Nathaniel is pompous and earnest, even humorless, compared to his preppie best friends and roommates, Booth Tarkington Griggs and Pownall Hamm, who take him under their tutelage and protection. During this period, Nathaniel's most persistent emotion is shame. When, encouraged by his roommates, he finally scorns the scornful Diana, he suffers from second thoughts: "He was ashamed to have acted badly, and he was ashamed that she had acted badly, and he was ashamed to love NTC her, and he was ashamed to be ashamed to love her."
During these chapters, Nathaniel's perceptions are continually being filtered through an ironic commentary that is witty and stylized, studded with literary allusions and, at its best, evocative and surprising. At its worst, the tone conveys an irritating air of pedantry and a smirk of self-satisfaction. When the irony is allowed to lapse, what is revealed is often embarrassing sentimentality. Perhaps it's a question of personal taste as to whether one accepts the descriptions of the monthly dinners of the Final Club, a gathering of 12 individuals that includes Nathaniel in his senior year, as the elegant, eloquent, "--ing" events they are portrayed as being, or whether one finds them insular and pretentious. The formation of the Final Club represents the apex of Nathaniel's college career: He can afford to create his own exclusive institution.
The second part of the novel, "What Came After," is a compilation of narrative and documents spanning the next 20 years. "The more things change, the more they remain the same" is the operative theme here. Nathaniel is guilty of his father's sin, and his son, Jake, though innocent, finds himself in a compromising position between his parents.
In "What Came After," one misses the tighter construction of "The Class of 1960." The passage of time is less of a problem than the scattered focus.

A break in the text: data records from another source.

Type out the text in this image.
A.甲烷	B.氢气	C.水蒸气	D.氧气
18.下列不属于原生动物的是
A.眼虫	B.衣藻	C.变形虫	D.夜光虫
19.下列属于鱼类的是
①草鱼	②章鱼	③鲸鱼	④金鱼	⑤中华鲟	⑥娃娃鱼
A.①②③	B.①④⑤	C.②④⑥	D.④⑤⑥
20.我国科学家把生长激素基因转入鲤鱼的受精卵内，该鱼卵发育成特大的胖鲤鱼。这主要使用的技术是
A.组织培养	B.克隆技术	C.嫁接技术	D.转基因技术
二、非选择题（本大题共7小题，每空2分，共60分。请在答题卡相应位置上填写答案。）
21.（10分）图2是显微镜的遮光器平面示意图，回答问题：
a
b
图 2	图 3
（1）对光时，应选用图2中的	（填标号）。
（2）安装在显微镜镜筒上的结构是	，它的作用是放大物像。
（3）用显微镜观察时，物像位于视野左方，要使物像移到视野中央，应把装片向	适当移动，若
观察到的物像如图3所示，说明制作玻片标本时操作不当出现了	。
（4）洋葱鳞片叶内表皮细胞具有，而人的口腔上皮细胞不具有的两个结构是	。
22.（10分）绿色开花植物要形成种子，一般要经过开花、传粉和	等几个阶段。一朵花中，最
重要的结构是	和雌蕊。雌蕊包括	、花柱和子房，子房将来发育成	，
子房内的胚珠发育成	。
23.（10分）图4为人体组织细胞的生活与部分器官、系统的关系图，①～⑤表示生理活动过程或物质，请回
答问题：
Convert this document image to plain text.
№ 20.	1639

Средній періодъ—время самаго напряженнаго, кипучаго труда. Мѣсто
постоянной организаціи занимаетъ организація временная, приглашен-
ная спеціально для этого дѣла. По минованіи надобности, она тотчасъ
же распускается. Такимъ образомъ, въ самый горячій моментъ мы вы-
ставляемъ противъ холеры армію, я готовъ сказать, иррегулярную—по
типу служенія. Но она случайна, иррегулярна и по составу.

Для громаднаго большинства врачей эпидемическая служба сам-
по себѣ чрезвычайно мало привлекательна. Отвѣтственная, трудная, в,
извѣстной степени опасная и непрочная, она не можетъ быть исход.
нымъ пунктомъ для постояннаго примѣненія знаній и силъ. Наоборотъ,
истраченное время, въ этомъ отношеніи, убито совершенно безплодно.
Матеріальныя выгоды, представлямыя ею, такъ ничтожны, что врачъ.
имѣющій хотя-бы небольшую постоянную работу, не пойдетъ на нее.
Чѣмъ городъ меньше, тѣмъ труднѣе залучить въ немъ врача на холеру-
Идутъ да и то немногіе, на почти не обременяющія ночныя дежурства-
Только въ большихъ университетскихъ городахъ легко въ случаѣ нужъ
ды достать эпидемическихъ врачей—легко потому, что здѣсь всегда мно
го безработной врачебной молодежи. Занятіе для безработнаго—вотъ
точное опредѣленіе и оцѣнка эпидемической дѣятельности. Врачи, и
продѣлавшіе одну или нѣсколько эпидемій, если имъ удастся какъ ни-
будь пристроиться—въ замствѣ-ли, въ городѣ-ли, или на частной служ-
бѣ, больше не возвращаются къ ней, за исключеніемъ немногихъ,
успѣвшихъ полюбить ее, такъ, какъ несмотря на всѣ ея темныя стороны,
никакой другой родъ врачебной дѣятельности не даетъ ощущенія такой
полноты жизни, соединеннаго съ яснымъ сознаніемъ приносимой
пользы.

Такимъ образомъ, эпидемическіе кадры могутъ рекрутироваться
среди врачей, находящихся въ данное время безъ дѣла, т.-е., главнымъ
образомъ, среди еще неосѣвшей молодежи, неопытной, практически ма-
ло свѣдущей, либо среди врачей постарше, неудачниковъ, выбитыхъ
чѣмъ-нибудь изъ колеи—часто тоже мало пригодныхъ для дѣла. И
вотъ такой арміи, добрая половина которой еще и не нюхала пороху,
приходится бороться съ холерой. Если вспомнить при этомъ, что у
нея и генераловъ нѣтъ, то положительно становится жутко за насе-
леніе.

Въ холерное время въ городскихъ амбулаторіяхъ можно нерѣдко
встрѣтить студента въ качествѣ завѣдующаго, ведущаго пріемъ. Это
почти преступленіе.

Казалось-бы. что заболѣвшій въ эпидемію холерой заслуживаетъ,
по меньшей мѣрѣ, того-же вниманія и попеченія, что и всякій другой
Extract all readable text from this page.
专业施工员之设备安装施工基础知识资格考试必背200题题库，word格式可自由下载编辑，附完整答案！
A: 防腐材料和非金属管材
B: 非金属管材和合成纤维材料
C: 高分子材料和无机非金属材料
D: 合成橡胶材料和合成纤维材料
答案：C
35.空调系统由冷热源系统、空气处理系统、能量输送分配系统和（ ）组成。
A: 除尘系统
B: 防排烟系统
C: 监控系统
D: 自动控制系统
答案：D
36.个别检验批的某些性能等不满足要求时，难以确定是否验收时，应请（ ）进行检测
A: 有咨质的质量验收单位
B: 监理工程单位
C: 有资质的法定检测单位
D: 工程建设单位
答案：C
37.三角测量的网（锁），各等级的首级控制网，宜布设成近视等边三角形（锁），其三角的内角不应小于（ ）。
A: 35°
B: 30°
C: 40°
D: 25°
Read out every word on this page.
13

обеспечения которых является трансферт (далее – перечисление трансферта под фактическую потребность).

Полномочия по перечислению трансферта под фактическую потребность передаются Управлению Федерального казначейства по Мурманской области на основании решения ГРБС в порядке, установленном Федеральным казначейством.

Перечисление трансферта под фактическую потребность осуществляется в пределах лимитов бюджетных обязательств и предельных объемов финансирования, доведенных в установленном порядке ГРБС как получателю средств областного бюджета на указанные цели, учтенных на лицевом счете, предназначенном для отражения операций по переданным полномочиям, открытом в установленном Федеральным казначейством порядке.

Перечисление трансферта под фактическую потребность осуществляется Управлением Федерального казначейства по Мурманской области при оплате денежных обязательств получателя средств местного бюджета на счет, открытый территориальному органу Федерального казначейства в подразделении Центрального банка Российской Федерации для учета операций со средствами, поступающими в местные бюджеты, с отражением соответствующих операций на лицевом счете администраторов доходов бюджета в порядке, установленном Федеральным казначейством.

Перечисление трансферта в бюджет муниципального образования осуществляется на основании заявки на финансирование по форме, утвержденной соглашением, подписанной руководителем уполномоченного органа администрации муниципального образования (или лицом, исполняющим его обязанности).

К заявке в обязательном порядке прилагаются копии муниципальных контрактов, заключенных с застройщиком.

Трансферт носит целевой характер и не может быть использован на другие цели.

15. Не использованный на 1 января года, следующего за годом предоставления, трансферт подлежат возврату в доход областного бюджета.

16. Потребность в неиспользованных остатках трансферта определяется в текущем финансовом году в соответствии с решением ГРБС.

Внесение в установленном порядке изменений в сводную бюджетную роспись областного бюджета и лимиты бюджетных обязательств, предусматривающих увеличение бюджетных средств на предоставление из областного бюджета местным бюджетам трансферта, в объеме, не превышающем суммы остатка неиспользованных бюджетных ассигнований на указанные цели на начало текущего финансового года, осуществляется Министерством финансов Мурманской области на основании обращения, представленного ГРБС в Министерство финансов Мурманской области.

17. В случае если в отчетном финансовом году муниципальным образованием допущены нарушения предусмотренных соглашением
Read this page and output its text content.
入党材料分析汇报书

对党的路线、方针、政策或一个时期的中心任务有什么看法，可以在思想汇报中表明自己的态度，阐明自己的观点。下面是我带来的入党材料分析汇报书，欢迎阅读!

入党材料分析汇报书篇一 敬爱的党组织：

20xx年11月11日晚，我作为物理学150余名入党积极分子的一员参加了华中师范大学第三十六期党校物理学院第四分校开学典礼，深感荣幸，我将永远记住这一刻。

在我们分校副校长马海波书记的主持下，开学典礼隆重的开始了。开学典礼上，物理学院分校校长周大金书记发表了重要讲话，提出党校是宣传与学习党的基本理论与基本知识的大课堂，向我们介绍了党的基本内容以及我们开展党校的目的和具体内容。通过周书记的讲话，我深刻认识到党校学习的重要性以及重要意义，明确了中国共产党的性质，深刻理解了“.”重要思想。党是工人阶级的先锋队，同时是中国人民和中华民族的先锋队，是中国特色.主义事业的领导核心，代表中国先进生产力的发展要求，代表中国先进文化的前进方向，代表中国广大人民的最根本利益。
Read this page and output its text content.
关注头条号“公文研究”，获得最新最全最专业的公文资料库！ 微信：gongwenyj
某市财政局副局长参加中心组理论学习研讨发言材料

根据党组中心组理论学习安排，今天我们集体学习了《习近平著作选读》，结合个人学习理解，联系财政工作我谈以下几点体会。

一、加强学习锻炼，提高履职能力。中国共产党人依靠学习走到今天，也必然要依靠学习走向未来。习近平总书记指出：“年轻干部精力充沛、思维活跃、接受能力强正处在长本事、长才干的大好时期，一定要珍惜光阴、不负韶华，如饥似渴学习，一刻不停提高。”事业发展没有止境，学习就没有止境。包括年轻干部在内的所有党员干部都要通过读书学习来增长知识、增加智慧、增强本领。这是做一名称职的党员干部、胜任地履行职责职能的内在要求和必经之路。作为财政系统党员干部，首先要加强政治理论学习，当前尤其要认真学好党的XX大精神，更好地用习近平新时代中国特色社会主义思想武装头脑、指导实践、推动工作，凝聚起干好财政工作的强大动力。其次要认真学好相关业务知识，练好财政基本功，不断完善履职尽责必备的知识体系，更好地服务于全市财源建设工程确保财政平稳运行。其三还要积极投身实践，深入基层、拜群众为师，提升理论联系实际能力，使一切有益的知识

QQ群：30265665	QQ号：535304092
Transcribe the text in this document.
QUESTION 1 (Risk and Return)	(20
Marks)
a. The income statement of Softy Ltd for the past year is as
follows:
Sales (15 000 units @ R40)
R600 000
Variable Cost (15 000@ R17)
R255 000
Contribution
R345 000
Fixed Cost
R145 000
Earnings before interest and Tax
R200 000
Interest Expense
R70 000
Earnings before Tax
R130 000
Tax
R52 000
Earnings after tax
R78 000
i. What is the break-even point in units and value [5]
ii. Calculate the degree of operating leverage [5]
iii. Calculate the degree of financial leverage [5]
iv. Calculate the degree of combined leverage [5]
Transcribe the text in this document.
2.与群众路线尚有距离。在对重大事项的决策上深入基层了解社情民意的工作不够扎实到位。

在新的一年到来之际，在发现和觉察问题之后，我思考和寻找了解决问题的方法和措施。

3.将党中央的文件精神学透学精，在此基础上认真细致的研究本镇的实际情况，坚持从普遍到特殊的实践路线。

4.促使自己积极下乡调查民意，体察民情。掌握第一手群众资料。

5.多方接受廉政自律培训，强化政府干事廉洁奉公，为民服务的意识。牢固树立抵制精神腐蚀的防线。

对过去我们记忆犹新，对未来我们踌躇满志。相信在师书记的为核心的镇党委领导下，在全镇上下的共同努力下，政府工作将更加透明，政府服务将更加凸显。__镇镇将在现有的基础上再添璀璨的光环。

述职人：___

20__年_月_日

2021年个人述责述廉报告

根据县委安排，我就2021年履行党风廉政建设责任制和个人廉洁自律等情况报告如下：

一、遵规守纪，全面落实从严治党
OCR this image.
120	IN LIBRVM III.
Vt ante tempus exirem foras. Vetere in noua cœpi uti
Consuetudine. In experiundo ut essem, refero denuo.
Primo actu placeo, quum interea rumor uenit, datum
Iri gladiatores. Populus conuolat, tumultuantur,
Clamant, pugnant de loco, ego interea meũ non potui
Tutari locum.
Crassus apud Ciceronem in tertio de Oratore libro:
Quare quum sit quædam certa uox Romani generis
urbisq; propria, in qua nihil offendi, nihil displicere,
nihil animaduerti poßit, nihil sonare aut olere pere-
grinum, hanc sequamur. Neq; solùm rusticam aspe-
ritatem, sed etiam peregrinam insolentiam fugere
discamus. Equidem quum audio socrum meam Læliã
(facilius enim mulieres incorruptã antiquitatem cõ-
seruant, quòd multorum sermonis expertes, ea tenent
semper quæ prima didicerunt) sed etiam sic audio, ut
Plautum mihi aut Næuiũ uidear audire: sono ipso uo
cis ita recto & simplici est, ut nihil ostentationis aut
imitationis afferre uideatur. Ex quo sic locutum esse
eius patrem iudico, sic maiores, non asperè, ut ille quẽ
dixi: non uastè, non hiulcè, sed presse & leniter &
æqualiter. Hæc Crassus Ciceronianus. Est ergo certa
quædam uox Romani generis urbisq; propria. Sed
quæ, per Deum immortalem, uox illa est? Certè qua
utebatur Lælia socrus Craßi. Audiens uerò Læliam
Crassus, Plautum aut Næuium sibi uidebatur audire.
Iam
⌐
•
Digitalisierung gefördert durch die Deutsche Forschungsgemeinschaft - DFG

The novel, which heretofore centered entirely around Nathaniel, sacrifices tension when it leaves him behind. At times the writing suffers a loss of credibility. One particularly must strain to accept Jake's 25-page essay, "My Lovely Father," as the creation of an 8-year-old child.
Although the movement of the novel is from a threatened disaster to a disastrous accident, the ending lacks the sense of tragic finality of, for instance, "The Great Gatsby." It seems arbitrary, and oddly inconclusive. But perhaps that is what Mr. Wolff means to convey, after all.
Ms. Whitehouse is a writer living in New York.